After more than a decade, society has to ask itself if Geoffroy has not paid his debt. It has to ask itself why dozens of other felquistes, including convicted murderers, have been released while Geoffroy languishes in prison. It has to ask itself what good is being served by refusing him parole. It has to ask itself when is a ‘political’ criminal rehabilitated. Is has to ask itself if Geoffroy represents the danger the NPB repeatedly claims but doesn’t substantiate. It has to ask itself if his incarceration isn’t a waste of time and resources for all concerned. It has to, above all, recognize the basic difference between the social and political climate of the late 60s and that of the late 70s.

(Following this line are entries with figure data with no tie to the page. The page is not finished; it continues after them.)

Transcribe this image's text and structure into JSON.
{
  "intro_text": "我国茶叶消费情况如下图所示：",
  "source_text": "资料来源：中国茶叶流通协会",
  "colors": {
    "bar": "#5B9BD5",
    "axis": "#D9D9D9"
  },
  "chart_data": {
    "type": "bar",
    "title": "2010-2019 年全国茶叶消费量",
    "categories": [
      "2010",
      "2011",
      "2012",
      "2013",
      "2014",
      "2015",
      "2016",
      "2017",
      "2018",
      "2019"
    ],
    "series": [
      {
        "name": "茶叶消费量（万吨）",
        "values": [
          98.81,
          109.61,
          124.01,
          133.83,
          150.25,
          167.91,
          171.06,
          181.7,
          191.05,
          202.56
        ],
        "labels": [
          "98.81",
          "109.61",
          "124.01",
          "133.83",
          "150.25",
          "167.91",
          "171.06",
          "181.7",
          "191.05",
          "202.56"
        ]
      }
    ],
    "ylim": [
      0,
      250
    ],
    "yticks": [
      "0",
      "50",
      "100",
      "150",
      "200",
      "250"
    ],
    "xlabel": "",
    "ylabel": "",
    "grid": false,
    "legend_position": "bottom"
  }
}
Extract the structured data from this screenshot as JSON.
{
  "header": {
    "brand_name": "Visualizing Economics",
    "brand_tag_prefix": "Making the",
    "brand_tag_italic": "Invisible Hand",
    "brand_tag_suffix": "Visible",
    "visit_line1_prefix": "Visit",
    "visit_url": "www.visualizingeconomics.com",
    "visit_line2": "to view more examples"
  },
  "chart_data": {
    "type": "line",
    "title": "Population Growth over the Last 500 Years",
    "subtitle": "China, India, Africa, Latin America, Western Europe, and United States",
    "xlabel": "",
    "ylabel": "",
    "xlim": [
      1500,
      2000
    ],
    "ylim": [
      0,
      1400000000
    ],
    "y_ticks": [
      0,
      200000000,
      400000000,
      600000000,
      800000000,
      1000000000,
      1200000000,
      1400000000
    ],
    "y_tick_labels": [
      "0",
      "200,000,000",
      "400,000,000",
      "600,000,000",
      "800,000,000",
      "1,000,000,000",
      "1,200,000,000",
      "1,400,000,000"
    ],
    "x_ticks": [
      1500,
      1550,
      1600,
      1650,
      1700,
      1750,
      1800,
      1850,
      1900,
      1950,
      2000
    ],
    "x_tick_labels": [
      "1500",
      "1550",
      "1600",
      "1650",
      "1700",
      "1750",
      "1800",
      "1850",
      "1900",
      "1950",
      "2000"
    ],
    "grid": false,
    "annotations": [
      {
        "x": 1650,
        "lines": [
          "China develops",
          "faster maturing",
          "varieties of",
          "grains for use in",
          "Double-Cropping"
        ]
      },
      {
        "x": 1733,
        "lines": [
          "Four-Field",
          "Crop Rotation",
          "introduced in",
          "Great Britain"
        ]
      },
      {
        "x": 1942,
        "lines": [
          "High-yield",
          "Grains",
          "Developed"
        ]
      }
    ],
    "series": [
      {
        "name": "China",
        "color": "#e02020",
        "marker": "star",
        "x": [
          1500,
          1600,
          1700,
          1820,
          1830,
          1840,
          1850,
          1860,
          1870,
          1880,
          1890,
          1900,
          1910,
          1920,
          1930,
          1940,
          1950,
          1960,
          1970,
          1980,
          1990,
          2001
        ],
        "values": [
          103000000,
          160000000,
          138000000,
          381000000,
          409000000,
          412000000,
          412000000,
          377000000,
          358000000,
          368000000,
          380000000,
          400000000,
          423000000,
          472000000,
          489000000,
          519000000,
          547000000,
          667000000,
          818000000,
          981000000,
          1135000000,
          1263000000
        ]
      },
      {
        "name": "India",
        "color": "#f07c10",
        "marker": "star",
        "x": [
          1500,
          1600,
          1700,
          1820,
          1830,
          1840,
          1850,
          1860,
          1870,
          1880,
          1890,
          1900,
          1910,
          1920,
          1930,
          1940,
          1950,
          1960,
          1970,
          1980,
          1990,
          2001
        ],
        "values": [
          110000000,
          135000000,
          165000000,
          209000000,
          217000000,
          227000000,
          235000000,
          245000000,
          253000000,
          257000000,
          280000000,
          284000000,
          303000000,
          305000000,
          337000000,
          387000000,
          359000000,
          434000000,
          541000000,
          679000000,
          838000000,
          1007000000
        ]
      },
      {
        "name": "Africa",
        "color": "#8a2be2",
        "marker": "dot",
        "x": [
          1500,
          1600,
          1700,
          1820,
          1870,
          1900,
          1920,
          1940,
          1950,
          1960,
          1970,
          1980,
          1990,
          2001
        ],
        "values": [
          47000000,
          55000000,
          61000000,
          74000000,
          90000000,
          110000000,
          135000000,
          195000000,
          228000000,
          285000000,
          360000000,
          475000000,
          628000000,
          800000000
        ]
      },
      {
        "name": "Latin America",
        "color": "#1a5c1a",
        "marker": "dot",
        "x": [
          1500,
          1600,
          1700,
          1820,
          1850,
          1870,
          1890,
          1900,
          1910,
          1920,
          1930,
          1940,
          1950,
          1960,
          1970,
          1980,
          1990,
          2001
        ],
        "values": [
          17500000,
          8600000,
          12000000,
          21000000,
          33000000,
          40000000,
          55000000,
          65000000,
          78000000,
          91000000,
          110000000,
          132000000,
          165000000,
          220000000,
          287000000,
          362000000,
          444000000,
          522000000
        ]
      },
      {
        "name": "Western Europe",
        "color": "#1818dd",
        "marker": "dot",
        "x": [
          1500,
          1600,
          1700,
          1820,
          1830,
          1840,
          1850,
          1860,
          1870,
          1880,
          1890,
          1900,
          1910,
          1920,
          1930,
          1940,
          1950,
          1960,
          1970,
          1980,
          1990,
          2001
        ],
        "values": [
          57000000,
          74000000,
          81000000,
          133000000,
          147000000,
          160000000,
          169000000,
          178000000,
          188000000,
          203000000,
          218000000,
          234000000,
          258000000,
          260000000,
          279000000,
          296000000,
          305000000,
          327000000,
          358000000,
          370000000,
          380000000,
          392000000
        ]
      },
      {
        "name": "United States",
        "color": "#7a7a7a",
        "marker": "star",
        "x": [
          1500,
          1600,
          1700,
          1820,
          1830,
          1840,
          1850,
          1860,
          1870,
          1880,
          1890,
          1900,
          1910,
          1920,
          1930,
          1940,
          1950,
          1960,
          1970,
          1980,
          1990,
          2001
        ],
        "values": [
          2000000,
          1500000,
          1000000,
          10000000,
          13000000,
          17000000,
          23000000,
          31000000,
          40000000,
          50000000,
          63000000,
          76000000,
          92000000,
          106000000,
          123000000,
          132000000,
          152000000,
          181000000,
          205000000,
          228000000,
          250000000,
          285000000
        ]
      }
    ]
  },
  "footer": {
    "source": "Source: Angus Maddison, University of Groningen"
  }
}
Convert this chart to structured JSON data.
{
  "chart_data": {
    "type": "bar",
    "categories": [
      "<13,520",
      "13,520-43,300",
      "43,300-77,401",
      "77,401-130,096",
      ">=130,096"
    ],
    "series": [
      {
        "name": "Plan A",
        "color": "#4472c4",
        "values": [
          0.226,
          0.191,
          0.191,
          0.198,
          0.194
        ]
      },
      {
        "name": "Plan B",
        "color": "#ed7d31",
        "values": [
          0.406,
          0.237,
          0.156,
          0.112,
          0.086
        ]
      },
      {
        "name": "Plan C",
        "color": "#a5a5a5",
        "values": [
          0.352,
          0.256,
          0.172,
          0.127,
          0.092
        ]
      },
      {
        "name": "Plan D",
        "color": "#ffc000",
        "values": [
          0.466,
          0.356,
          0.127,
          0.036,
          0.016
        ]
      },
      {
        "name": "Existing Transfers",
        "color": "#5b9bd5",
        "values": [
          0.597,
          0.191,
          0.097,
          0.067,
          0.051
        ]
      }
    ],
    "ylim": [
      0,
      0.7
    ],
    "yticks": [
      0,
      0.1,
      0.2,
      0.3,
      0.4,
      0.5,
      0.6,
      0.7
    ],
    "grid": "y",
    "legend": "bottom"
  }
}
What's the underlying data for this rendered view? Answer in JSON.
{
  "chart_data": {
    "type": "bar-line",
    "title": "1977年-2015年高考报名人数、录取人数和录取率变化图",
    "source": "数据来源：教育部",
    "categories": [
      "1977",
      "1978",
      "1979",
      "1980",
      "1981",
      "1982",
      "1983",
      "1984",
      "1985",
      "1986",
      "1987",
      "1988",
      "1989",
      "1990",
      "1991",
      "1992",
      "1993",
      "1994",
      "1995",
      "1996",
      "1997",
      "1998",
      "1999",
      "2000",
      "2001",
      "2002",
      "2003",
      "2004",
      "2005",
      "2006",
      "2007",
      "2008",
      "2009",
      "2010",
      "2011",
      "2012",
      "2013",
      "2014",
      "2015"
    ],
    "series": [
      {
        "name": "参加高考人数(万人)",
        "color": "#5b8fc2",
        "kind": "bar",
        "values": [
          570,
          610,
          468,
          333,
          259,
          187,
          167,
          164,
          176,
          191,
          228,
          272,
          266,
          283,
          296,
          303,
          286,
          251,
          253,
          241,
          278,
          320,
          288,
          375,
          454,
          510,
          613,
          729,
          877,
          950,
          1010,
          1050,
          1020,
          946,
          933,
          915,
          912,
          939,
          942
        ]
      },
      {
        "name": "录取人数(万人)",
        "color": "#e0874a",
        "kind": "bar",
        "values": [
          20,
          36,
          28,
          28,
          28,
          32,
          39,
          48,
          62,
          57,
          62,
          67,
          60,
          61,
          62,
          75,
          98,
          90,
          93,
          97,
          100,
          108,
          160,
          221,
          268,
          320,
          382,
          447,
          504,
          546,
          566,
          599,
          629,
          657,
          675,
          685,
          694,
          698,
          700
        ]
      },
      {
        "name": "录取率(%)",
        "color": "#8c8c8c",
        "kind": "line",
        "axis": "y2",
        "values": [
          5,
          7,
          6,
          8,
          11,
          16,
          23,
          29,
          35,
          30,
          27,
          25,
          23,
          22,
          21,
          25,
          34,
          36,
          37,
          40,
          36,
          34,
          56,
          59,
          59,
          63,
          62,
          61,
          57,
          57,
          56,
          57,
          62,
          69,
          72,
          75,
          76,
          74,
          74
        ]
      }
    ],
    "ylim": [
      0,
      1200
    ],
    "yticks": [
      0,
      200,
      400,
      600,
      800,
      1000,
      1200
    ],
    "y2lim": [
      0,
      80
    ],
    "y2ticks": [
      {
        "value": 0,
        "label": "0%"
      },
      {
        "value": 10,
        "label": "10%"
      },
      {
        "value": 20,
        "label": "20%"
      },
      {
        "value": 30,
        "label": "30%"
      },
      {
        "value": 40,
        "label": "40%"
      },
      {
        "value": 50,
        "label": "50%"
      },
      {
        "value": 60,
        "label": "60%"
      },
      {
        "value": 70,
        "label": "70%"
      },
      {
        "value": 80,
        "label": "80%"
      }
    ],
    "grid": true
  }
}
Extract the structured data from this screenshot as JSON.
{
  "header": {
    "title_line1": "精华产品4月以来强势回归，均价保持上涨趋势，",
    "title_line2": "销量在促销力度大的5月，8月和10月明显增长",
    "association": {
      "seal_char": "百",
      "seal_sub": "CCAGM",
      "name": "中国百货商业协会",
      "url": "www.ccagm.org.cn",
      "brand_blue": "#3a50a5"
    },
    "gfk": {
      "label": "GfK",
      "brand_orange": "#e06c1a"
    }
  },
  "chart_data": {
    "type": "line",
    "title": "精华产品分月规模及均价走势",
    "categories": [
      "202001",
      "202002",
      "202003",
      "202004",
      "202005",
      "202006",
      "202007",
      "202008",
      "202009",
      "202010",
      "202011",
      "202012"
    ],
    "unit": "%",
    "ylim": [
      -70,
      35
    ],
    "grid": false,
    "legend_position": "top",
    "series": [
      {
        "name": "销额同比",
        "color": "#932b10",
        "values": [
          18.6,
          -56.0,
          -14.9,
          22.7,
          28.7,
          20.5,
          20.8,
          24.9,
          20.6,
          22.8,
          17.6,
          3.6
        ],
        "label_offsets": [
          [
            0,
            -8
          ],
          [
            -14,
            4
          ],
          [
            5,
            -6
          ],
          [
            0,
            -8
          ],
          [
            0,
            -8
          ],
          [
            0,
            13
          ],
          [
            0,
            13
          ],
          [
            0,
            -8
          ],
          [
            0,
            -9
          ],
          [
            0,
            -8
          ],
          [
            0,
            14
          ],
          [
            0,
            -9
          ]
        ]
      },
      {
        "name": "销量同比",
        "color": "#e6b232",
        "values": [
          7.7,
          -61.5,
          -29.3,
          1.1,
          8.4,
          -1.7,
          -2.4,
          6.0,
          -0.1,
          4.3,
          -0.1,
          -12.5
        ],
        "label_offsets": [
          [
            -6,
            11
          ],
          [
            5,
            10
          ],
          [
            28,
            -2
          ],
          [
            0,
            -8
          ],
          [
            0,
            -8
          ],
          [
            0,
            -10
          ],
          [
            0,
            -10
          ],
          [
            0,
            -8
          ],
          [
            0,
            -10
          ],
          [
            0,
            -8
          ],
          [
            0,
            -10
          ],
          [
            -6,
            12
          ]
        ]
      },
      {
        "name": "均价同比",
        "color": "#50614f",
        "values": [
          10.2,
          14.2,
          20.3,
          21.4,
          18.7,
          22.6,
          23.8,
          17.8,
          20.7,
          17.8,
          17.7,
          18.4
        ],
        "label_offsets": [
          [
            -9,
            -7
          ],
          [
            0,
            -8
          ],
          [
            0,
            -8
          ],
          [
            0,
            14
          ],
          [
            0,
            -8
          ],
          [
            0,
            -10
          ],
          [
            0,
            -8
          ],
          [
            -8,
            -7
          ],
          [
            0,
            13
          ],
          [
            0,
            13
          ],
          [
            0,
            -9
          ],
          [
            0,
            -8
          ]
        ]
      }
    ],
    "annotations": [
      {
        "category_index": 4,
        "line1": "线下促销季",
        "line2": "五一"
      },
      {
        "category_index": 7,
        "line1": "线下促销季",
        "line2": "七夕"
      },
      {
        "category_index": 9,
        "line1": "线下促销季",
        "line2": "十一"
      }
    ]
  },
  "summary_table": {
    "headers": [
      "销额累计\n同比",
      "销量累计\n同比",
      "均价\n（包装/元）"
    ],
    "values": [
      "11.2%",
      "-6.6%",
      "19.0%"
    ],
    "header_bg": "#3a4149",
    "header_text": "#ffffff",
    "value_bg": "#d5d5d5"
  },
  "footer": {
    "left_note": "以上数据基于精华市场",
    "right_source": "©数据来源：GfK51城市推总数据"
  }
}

“Geoffroy is a symbol of our youth, an isolated, exaggerated mirror of the discontent and revolt of our Quebec youth in the 60s,” says Stephen Cumas, disappointed at the NPB’s latest decision not to release Geoffroy. “Let’s remember that back then, more than anywhere else in the country, the revolt in Quebec was politically tinged, more activated. But they’re no longer in revolt. Why can’t we consider that Geoffroy has changed, too? Geoffroy is now a very gentle person. I believe he’s changed since his mistaken idealism led him to do what he did.”

A few weeks ago, for the first time, Geoffroy agreed to meet with a journalist, when he received me at a visitors room at his prison. His presence was unimposing. He’s a diminutive man, slimmer and smaller than his photos suggest. His curly brown hair and bushy beard are now spiked with grey. His smile is warm, his eyes intense. To my disappointment, he wouldn’t speak about his case. Our discussion was confined largely to small talk as he’s still afraid that anything he might say publicly will work against his release. Geoffroy was anything but strident. Just like Cumas found in his meeting with him, I too noticed a gentleness.

“I’d like to be able to talk to you,” Geoffory said in a subdued voice, the perfect tone for the anticlimax of the encounter, “but it’ll have to wait for a year or two when I hope to be free. I hope you understand.”

Time marches on while Geoffroy stays in the same place. Given the NPB’s last ruling, he won’t be eligible for day parole again until this spring, and for full parole until April 1981. Until then, he can only hope. And wait. And hope. And wait. And run 10 miles a day without going anywhere.

* Article written in November 1979 for The Canadian magazine. It wasn’t published due to a change in editors at the publication.